Although backward looking, the growth number has been widely anticipated, especially in Washington, where the Trump administration is eager that its policies are seen to be having a positive impact, especially with trade wars brewing. On Wall Street, it will also be big, as the bond market has been concerned that growth will not continue at a fast enough pace in the face of Federal Reserve interest rate hikes.
President Donald Trump said in a tweet this week the U.S. is “doing GREAT. Best financial numbers on the Planet.” His top economic advisor Larry Kudlow said the number is going to be big. Second quarter GDP is reported at 8:30 a.m. ET Friday.
Trump on Thursday said he heard someone was predicting a 5.3 percent number, but he doesn’t think that would happen. “If it has a 4 in front of it, we’re happy,” he said, adding he’d be happy if it it was a number in the high 3 percent range.
Armed with tax cut and a solid job market, the contribution from the consumer was more than 3 percent, according to economists.

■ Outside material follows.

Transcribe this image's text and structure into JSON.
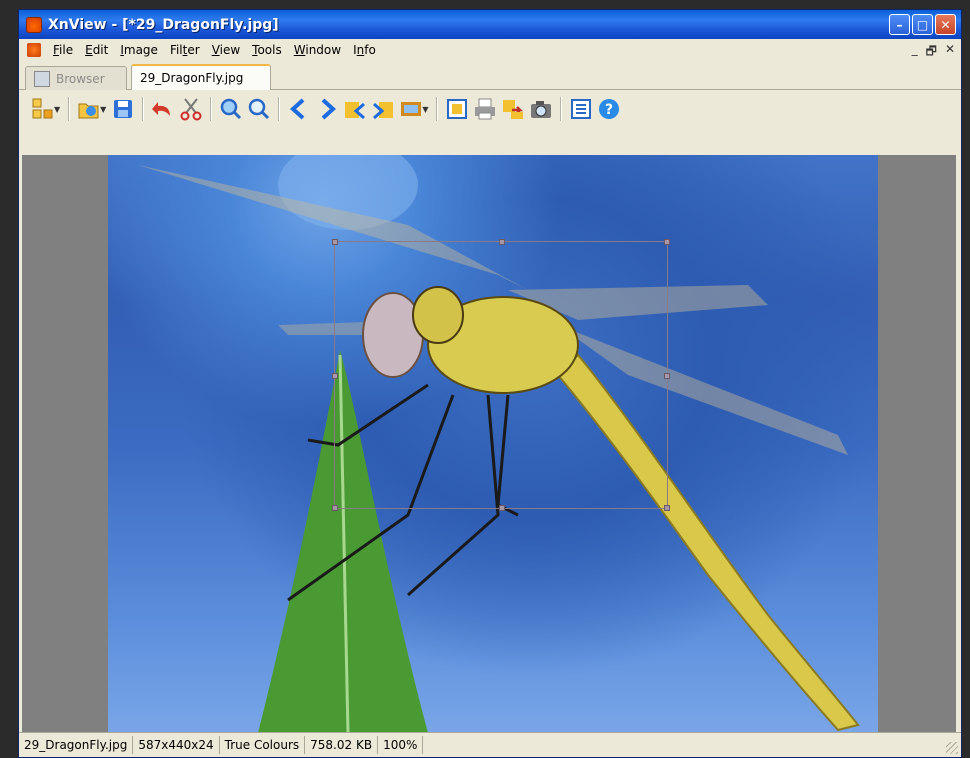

“[Consumer spending] accounts for roughly two-thirds of GDP. The fact it’s accelerating from about 1 percent to over 3 percent, you’re going to get a big boost because of that,” said Kevin Cummins, senior economist at NatWest Markets.”The labor market has been pretty solid so income has picked up.” Consumption was 4 percent in the fourth quarter.
The growth forecast also includes an unusual contribution from a narrowing of the trade deficit, which has been a drag on an annual basis, Swonk said. She expects it added 1.4 points to her 4.4 percent GDP forecast, the best contribution from trade since the financial crisis in 2009 when imports fell faster than exports.
There was a big jump in exports, particularly in May when economists say there was a surge in soy bean shipments. Cummins said that may have been due to buying by China ahead of implementation of its tariffs on U.S. agriculture products, earlier this month. But it may also have been due to purchases of U.S. beans to make up for a short fall in the Argentine crop, according to Rich Nelson, director of research at Allendale.
Source: NatWest Markets
Amherst Pierpoint chief economist Stephen Stanley also said the impact from trade was unusually large, and the last time there was such a big impact was in 2016, but it was a negative, 1.6 point drag from trade.
“Merchandise imports were somewhat lower in June than I had forecast due to a large retracement in the capital goods category after a May jump. In any case, despite the wider trade gap in June, the story for the quarter was a massive narrowing in the trade deficit, which will likely add over 1½ percentage points to Q2 GDP growth,” said Stanley in a note.
Government spending should also help boost the growth number, as fiscal stimulus starts to kick in.
“After contributing 0.1 percent in the first quarter, federal government spending is going to contribute 0.3 in the second, and it builds , 0.4 in the third and 0.5 in the fourth. It’s the strongest contribution form government spending since 2010,” said Swonk.
Friday’s report will also be accompanied by years of revisions that the government undertakes every five years. In this case, economists expect the government to try to smooth out seasonal disparities, such as the annual decline in the first quarter and the stronger jump in second and third quarter growth.